Holland even has Rembrandts.

But everyone you know is busy coming and going from Italy…
and they’re all bragging about
what a wonderful time they had there.
And for the rest of your life, you will say
“Yes, that’s where I was supposed to go.
That’s what I had planned.”
And the pain of that will never, ever, ever, ever go away…
because the loss of that dream is a very very significant loss.

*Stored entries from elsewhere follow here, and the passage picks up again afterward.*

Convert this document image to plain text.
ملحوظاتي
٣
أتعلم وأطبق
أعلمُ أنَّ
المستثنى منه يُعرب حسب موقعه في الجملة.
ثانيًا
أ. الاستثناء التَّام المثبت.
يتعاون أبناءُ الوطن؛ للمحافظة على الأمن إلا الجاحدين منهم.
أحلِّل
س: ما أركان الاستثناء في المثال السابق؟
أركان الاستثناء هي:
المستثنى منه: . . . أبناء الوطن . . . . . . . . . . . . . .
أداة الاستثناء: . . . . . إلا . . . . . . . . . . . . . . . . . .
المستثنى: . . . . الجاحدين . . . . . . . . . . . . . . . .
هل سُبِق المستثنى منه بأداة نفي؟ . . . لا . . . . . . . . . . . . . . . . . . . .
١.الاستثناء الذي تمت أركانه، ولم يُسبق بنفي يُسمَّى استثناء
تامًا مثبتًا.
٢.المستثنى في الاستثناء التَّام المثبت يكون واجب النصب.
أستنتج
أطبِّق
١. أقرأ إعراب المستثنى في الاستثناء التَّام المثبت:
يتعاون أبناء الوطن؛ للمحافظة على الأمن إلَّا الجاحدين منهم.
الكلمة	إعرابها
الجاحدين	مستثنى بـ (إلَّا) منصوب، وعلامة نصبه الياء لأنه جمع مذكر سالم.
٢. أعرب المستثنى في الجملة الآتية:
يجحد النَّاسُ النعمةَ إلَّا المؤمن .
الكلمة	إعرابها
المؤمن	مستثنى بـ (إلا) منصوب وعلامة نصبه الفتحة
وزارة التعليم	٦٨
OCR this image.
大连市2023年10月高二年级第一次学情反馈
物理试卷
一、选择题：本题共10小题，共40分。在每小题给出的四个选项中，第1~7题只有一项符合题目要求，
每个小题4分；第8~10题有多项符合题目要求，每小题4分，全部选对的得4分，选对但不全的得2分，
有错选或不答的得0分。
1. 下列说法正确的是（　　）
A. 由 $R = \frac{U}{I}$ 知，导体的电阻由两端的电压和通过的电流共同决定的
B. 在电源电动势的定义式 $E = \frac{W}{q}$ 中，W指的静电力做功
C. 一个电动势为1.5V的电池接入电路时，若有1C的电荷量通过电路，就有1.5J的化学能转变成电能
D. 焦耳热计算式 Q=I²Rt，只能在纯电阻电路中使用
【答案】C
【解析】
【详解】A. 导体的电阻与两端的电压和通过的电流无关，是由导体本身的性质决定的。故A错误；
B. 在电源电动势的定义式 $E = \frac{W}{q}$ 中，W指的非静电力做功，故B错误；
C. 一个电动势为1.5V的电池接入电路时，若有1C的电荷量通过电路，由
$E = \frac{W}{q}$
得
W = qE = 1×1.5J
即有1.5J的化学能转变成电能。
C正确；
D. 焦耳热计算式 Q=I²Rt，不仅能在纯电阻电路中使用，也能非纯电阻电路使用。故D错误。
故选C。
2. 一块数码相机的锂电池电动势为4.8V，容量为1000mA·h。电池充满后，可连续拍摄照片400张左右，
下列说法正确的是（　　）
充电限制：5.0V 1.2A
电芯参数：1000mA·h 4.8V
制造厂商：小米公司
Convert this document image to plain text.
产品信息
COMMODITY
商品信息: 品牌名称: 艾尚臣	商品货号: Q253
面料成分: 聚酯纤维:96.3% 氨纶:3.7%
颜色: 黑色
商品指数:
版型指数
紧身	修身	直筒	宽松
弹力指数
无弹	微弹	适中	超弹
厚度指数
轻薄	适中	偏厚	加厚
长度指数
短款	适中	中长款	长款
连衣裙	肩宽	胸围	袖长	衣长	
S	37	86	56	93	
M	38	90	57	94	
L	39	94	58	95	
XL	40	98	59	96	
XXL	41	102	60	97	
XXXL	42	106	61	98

But… if you spend your life
mourning the fact that you didn’t get to Italy,
you may never be free to
enjoy the very special, the very lovely things …
about Holland.

Perfect will never be.  My children will disappoint me.  They will not lead the life I have led.  They will choose paths and outlooks that are not necessarily my own.  But I will love them.  I will pray for them.  I will stand by them.  I will point them to Jesus.  Because at the end of the day, at the end of this life, I want to rejoice with them in heaven.  I want to bask in the absolute Perfection of my Creator.  God bless.